Rali Nikolaev was born in the summer of 2017 in the city of Varna, Bulgaria. During the first six months, she developed normally like all other kids - she smiled beautifully, enjoyed all sorts of foods, and liked to play. Then her parents Izabel and Nikolay noticed that something was going wrong. Slowly, Rali was losing head control and her appetite, and was developing an apathy for everything she used to enjoy.
After several consultations with many different doctors, magnetic resonance imaging (MRI) was ordered.
Since Rali was so little, doctors had to put her under anesthesia to perform the MRI. Shortly after she woke up from the imaging test, Rali started having infantile spasms. Not long after that, her parents noticed Rali’s eyes, lips and tongue twitching, a sign of focal seizures. This resulted in another urgent hospital admission. Rali’s doctors used a strong corticosteroid to reduce the brain inflammation to stop the seizures. After two weeks in the hospital, the seizures were under control and Rali went home to recover, now taking two antiepileptic drugs.
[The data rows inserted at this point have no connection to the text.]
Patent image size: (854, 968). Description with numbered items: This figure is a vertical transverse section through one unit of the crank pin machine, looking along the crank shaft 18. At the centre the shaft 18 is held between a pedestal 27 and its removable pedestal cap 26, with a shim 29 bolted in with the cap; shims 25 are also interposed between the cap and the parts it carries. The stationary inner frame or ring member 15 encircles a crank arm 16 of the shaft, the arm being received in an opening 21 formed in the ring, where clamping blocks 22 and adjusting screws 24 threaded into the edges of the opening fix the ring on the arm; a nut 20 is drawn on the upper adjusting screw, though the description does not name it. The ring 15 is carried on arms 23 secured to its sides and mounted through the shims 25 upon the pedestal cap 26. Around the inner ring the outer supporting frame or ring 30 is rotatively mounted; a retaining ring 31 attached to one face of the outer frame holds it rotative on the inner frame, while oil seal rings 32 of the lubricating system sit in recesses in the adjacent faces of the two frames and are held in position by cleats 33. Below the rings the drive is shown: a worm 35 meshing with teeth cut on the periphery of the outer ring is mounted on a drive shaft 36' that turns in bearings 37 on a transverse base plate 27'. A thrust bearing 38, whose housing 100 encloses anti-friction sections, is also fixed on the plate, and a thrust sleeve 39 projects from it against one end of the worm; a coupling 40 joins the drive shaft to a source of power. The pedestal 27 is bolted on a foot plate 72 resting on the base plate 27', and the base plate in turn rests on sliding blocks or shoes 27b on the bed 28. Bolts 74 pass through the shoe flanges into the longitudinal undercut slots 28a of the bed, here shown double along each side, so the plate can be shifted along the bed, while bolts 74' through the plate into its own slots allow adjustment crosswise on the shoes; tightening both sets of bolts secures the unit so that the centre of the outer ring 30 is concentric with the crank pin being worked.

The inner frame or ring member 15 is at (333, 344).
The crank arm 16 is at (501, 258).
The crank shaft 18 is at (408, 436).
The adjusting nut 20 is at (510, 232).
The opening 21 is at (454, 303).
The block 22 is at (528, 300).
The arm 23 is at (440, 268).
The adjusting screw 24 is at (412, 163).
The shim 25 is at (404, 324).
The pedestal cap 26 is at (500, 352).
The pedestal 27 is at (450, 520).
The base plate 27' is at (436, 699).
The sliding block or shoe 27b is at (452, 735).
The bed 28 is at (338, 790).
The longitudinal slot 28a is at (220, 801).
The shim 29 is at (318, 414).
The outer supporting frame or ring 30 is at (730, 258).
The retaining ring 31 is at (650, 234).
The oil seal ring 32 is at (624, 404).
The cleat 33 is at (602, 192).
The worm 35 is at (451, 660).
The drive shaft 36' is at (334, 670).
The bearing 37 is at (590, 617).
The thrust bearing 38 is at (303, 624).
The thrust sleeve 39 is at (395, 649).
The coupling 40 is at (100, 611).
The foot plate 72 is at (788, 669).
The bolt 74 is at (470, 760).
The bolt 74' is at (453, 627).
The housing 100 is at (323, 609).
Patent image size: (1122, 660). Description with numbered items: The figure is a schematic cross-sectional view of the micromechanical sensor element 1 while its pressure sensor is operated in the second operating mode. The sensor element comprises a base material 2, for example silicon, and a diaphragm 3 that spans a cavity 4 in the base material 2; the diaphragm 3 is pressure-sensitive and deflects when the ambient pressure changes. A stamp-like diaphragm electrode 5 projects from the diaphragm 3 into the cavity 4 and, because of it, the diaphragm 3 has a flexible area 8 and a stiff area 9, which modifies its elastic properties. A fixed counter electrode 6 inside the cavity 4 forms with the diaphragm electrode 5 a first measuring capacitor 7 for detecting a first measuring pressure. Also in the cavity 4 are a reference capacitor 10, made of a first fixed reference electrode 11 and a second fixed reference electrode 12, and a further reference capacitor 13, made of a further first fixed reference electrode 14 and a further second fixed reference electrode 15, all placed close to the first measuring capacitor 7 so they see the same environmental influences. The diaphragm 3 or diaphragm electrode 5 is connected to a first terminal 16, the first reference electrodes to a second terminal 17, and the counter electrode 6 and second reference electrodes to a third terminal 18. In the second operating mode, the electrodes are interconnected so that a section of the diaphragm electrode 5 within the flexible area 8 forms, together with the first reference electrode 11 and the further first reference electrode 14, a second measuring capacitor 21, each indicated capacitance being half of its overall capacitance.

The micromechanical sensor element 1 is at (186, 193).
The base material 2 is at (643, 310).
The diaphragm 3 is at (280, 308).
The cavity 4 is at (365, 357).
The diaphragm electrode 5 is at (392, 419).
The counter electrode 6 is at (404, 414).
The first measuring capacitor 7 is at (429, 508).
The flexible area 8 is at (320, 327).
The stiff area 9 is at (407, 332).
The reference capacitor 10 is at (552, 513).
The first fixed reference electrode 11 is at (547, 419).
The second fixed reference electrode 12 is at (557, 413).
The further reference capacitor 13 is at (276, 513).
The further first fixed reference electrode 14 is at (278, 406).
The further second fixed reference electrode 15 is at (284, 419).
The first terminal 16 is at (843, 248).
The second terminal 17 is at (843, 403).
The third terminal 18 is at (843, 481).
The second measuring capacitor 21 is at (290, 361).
Unfortunately, when the MRI result came back, it revealed specific brain abnormalities that suggested Leigh Syndrome, a pediatric-onset, progressive and fatal neurological disease closely linked to Parkinson's Disease. From there, the diagnosis was confirmed by two genetic tests.
Upon Rali’s diagnosis, Nikolay and Izabel read a ton of research papers and found more than 15 supplements that are known to prevent the rapid progression of the disease. Under the direction of doctors, they started Rali on the regimen.
“This so-called mito cocktail works very well for Rali,” says Nikolay. “However, they all taste extremely bitter, sour, and hot. The only possible way to administer the cocktail is by mixing it with food. Because of this, Rali cannot enjoy meals as she used to.”
With the mito cocktail, Nikolay says they also have managed to stop the seizures that occurred after the MRI anesthesia and that Rali has been seizure-free since the age of 12 months.
Besides the daily medication, regular physiotherapy has helped Rali gain new abilities, like sitting alone, crawling, and even making a few steps with hand support. Rali has a great team of therapists who regularly work with her. However, these therapies aren’t a cure.
Rali is now 4 years old, but her parents fear they are in a race against the clock.
“She does not have much more time left with us,” added Nikolay. “Since the diagnosis, our lives have changed in a way we never could have imagined. God has given us this amazing and stubbornly surviving child so that we become stronger, to fight for her and all the other kids with Leigh Syndrome by doing our best to find a cure!”